I’m just a big mouth

Friday, July 15, 2005

I’ve always had these big dreams.. I’ve always wished to reach the stars. I don’t get satisfied by achieving small things. I always look for more achievements. Some might call that dissatisfaction, I’d call it the need to reach perfection.

The question that crosses my mind every now and then, am I a perfectionist?! I don’t know. Sometimes I feel yes I am, other times I feel no I’m not.

Sometimes I see it as seeking perfection but I’m too lazy to work for it. Other times I feel that I’ve had enough of being that perfectionist, I need to have rest. Actually I don’t know.

But just being in that state of not reaching what I dream of, doesn’t make me feel good about myself.

I keep dreaming, talking about my dreams, planning, saying I should do this and that. But I always stop at that point. I hardly carry out my talking into action. I wonder is it the need to be proactive or the need for encouragement that results in this.

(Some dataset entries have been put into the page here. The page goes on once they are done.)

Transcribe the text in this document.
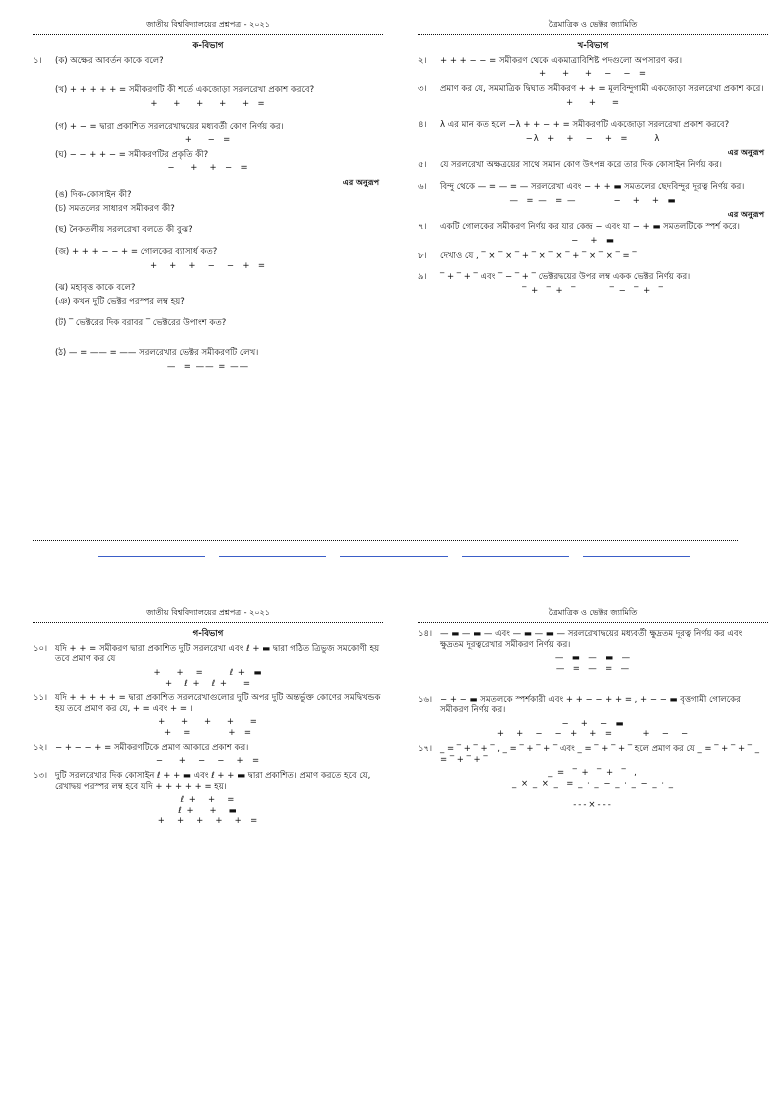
জাতীয় বিশ্ববিদ্যালয়ের প্রশ্নপত্র - ২০২১
ক-বিভাগ
১। (ক) অক্ষের আবর্তন কাকে বলে?
(খ) + + + + + = সমীকরণটি কী শর্তে একজোড়া সরলরেখা প্রকাশ করবে?
+    +    +    +    +  =
(গ) + − = দ্বারা প্রকাশিত সরলরেখাদ্বয়ের মধ্যবর্তী কোণ নির্ণয় কর।
+    −  =
(ঘ) − − + + − = সমীকরণটির প্রকৃতি কী?
−    +   +  −  =
এর অনুরূপ
(ঙ) দিক-কোসাইন কী?
(চ) সমতলের সাধারণ সমীকরণ কী?
(ছ) নৈকতলীয় সরলরেখা বলতে কী বুঝ?
(জ) + + + − − + = গোলকের ব্যাসার্ধ কত?
+   +   +   −   −  +  =
(ঝ) মহাবৃত্ত কাকে বলে?
(ঞ) কখন দুটি ভেক্টর পরস্পর লম্ব হয়?
(ট) ‾ ভেক্টরের দিক বরাবর ‾ ভেক্টরের উপাংশ কত?
(ঠ) — = —— = —— সরলরেখার ভেক্টর সমীকরণটি লেখ।
—  = —— = ——
ত্রৈমাত্রিক ও ভেক্টর জ্যামিতি
খ-বিভাগ
২। + + + − − = সমীকরণ থেকে একমাত্রাবিশিষ্ট পদগুলো অপসারণ কর।
+    +    +   −   −  =
৩। প্রমাণ কর যে, সমমাত্রিক দ্বিঘাত সমীকরণ + + = মূলবিন্দুগামী একজোড়া সরলরেখা প্রকাশ করে।
+    +    =
৪। λ এর মান কত হলে −λ + + − + = সমীকরণটি একজোড়া সরলরেখা প্রকাশ করবে?
−λ  +   +   −   +  =       λ
এর অনুরূপ
৫। যে সরলরেখা অক্ষত্রয়ের সাথে সমান কোণ উৎপন্ন করে তার দিক কোসাইন নির্ণয় কর।
৬। বিন্দু থেকে — = — = — সরলরেখা এবং − + + ▬ সমতলের ছেদবিন্দুর দূরত্ব নির্ণয় কর।
—  = —  = —          −   +   +  ▬
এর অনুরূপ
৭। একটি গোলকের সমীকরণ নির্ণয় কর যার কেন্দ্র − এবং যা − + ▬ সমতলটিকে স্পর্শ করে।
−   +  ▬
৮। দেখাও যে , ‾ × ‾ × ‾ + ‾ × ‾ × ‾ + ‾ × ‾ × ‾ = ‾
৯। ‾ + ‾ + ‾ এবং ‾ − ‾ + ‾ ভেক্টরদ্বয়ের উপর লম্ব একক ভেক্টর নির্ণয় কর।
‾ +  ‾ +  ‾         ‾ −  ‾ +  ‾
জাতীয় বিশ্ববিদ্যালয়ের প্রশ্নপত্র - ২০২১
গ-বিভাগ
১০। যদি + + = সমীকরণ দ্বারা প্রকাশিত দুটি সরলরেখা এবং ℓ + ▬ দ্বারা গঠিত ত্রিভুজ সমকোণী হয় তবে প্রমাণ কর যে
+    +   =       ℓ +  ▬
+   ℓ +   ℓ +    =
১১। যদি + + + + + = দ্বারা প্রকাশিত সরলরেখাগুলোর দুটি অপর দুটি অন্তর্ভুক্ত কোণের সমদ্বিখন্ডক হয় তবে প্রমাণ কর যে, + = এবং + = ।
+    +    +    +    =
+   =          +  =
১২। − + − − + = সমীকরণটিকে প্রমাণ আকারে প্রকাশ কর।
−    +   −   −   +  =
১৩। দুটি সরলরেখার দিক কোসাইন ℓ + + ▬ এবং ℓ + + ▬ দ্বারা প্রকাশিত। প্রমাণ করতে হবে যে, রেখাদ্বয় পরস্পর লম্ব হবে যদি + + + + + = হয়।
ℓ +   +   =
ℓ +    +   ▬
+   +   +   +   +  =
ত্রৈমাত্রিক ও ভেক্টর জ্যামিতি
১৪। — ▬ — ▬ — এবং — ▬ — ▬ — সরলরেখাদ্বয়ের মধ্যবর্তী ক্ষুদ্রতম দূরত্ব নির্ণয় কর এবং ক্ষুদ্রতম দূরত্বরেখার সমীকরণ নির্ণয় কর।
—  ▬  —  ▬  —
—  =  —  =  —
১৬। − + − ▬ সমতলকে স্পর্শকারী এবং + + − − + + = , + − − ▬ বৃত্তগামী গোলকের সমীকরণ নির্ণয় কর।
−   +   −  ▬
+   +   −   −  +   +  =        +   −   −
১৭। _ = ‾ + ‾ + ‾ , _ = ‾ + ‾ + ‾ এবং _ = ‾ + ‾ + ‾ হলে প্রমাণ কর যে _ = ‾ + ‾ + ‾ _ = ‾ + ‾ + ‾
_ =  ‾ +  ‾ +  ‾  ,
_ × _ × _  = _ ⋅ _ − _ ⋅ _ − _ ⋅ _
---×---
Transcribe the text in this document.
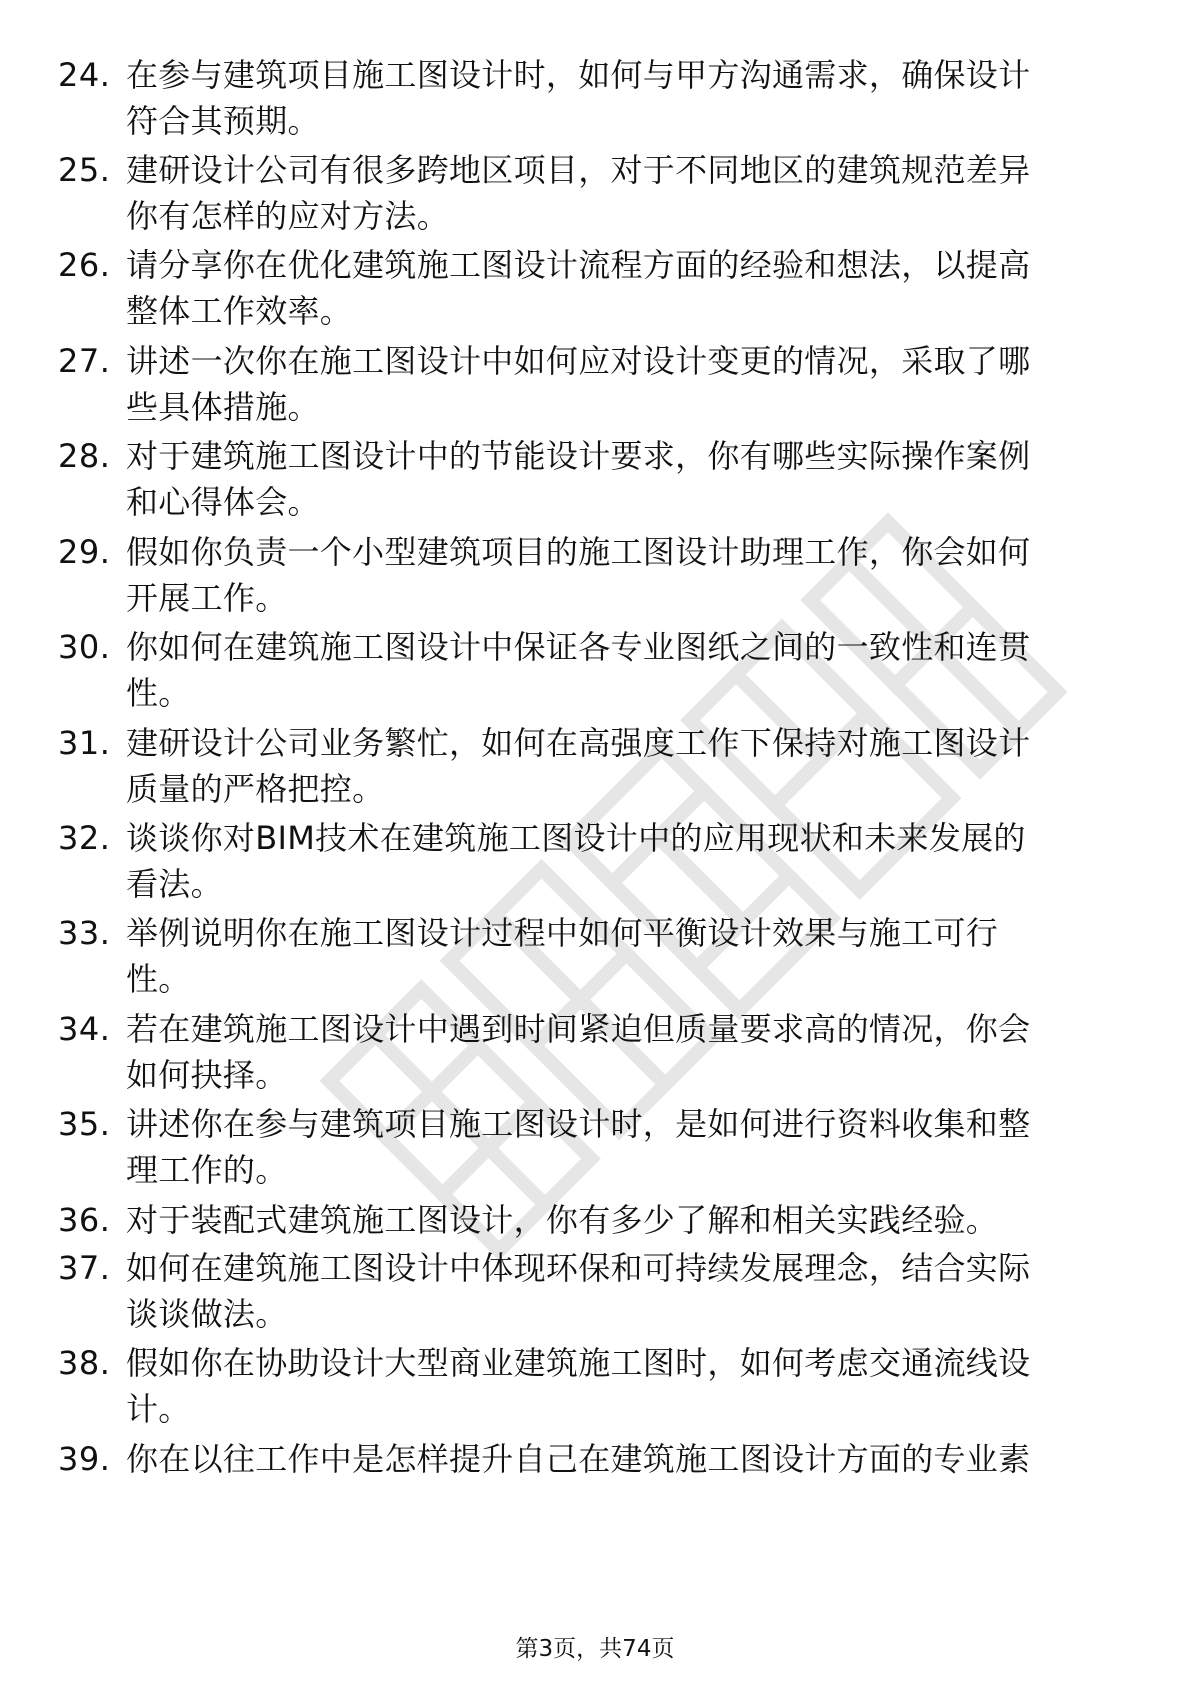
24. 在参与建筑项目施工图设计时，如何与甲方沟通需求，确保设计
符合其预期。
25. 建研设计公司有很多跨地区项目，对于不同地区的建筑规范差异
你有怎样的应对方法。
26. 请分享你在优化建筑施工图设计流程方面的经验和想法，以提高
整体工作效率。
27. 讲述一次你在施工图设计中如何应对设计变更的情况，采取了哪
些具体措施。
28. 对于建筑施工图设计中的节能设计要求，你有哪些实际操作案例
和心得体会。
29. 假如你负责一个小型建筑项目的施工图设计助理工作，你会如何
开展工作。
30. 你如何在建筑施工图设计中保证各专业图纸之间的一致性和连贯
性。
31. 建研设计公司业务繁忙，如何在高强度工作下保持对施工图设计
质量的严格把控。
32. 谈谈你对BIM技术在建筑施工图设计中的应用现状和未来发展的
看法。
33. 举例说明你在施工图设计过程中如何平衡设计效果与施工可行
性。
34. 若在建筑施工图设计中遇到时间紧迫但质量要求高的情况，你会
如何抉择。
35. 讲述你在参与建筑项目施工图设计时，是如何进行资料收集和整
理工作的。
36. 对于装配式建筑施工图设计，你有多少了解和相关实践经验。
37. 如何在建筑施工图设计中体现环保和可持续发展理念，结合实际
谈谈做法。
38. 假如你在协助设计大型商业建筑施工图时，如何考虑交通流线设
计。
39. 你在以往工作中是怎样提升自己在建筑施工图设计方面的专业素
第3页，共74页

Couple of days ago, I was reading First Things First , and I stopped at that part of writing a mission statement. I don’t know why it reminded me of all those dreams I’ve had, and how I didn’t accomplish any of them.

Since I was a little kid, I’ve had those big dreams. When I was in primary and preparatory, the only thing I wanted was to be an astronaut. I started buying books about astronomy, I read a lot about it and started asking about what should I do to reach that dream of mine. As time went by, I discovered that being an astronaut isn’t that easy, and that dream of mine is to an extent impossible. But I still was in love with astronomy. I thought I’d join the faculty of science astronomy department and then see what is it that I’d do after that. Thanks to surrounding people, they made that dream of mine vanish!

Years later, after being a university student, I had other dreams. Some were related to my field, others weren’t. I’m very much into hand crafts, and needle work. I thought when I graduate I could do business out of it. Then I felt it’s just a hobby, and I won’t make a good business out of it.


Later, I had another dream. I thought of having that institution for giving children good education, it might be some sort of a summer school to work on talents within each child. I'm still sticking to that dream. In fact I still stick to that dream, but I fear I turn out to be that big mouth as usual.

My latest dream is having that little library and bookstore. Part would be for selling books, the other part would be for lending books.

These were my major dreams. On the way, I’ve had other small ones, which I didn’t achieve any of them as well. One of them was developing a smart navigation system for cars (might tell you about that one later).

The only common thing between all these dreams are they are only thoughts. I did no action to carry out any of them.

That feeling of being another ‘just talking person’ irritates me.
 
posted by MoonLightShadow at 9:33 PM, |

3 Comments:

hay moon, ain't we all big mouths!
i wish icould have this bookstore you are talking about as well..
how about sharing the dream together of having our own corner?!
i am serious 3ala fekra..
Keep dreaming. Don't give up, and don't get dissapointed.
Blue.. I'm serious about it as well.. I'm always serious in my dreams.. but they just stop there as being serious dreams.. no step forward.

Mohamed, I guess one day I'll lose my ability to dream.